In 1992, Sean Rooney devised the principle behind the balloon resonator and invented an instrument he called the Balloon Guitar. In 2000, Rooney showed Somekh how to make the resonator, which Somekh then modified several times to make the Balloon Bass. Somekh has since created other balloon instruments, including drums and flutes, and has composed music and improvised with a variety of balloon and non-balloon musicians, such as New York-based jazz drummer Kenny Wollesen, Wilco guitarist Nels Cline, Money Mark, Alfredo Ortiz, and the Jamaican dub engineer The Scientist (musician).

==Film and television==

In 1997, filmmaker Andy Vermouth met Somekh and Eckhert in West Africa and made a documentary about their travels. The Balloonhat Movie, released in 2005, follows Somekh and Eckhert for two years as they traveled through Brazil, Bosnia, Serbia, Israel, and on to Egypt and the American South. The film won several awards including the 2005 Creative Spirit Award at the Santa Fe Film Festival and the 2006 Best Feature Documentary at the Durango Independent Film Festival.

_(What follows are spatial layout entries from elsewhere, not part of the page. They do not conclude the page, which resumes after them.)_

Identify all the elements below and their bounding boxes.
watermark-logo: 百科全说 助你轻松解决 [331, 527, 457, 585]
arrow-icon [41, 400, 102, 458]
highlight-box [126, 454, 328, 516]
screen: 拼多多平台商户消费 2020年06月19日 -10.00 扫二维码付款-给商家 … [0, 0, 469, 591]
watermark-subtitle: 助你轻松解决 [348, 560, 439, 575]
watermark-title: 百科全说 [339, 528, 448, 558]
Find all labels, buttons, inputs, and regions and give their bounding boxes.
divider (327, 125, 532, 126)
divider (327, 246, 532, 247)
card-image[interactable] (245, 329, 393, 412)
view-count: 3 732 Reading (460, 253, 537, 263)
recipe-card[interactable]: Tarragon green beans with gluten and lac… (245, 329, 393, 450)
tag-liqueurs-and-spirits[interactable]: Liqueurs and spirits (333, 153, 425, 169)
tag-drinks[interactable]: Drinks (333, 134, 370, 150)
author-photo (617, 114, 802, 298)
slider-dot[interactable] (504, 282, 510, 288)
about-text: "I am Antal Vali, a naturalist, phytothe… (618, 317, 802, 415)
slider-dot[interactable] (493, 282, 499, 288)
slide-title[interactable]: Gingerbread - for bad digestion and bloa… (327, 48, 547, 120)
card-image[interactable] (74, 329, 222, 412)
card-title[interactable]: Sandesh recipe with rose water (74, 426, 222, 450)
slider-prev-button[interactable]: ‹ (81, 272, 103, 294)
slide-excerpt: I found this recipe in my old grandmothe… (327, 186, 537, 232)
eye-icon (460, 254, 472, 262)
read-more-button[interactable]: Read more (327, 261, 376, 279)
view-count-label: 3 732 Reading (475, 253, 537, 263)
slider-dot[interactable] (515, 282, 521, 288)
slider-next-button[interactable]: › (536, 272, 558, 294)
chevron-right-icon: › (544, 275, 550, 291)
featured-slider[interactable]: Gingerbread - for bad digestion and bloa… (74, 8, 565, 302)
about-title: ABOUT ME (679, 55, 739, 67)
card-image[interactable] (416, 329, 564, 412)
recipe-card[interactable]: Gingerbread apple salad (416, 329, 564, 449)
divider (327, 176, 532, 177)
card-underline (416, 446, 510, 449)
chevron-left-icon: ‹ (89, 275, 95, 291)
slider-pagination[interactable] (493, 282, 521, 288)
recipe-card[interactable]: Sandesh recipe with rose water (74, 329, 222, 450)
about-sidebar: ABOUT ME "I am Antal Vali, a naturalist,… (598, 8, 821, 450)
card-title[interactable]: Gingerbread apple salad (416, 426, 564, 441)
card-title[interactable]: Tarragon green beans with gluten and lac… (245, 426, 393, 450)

On Monday, February 7, 2011, The Learning Channel (TLC) debuted The Unpoppables, a reality show detailing the exploits and adventures of Somekh and his balloon decorating company, New Balloon Art. The team of Somekh, Katie Balloons and Brian Asman are recorded taking on an array of challenging balloon commissions. The show was produced by Authentic Entertainment.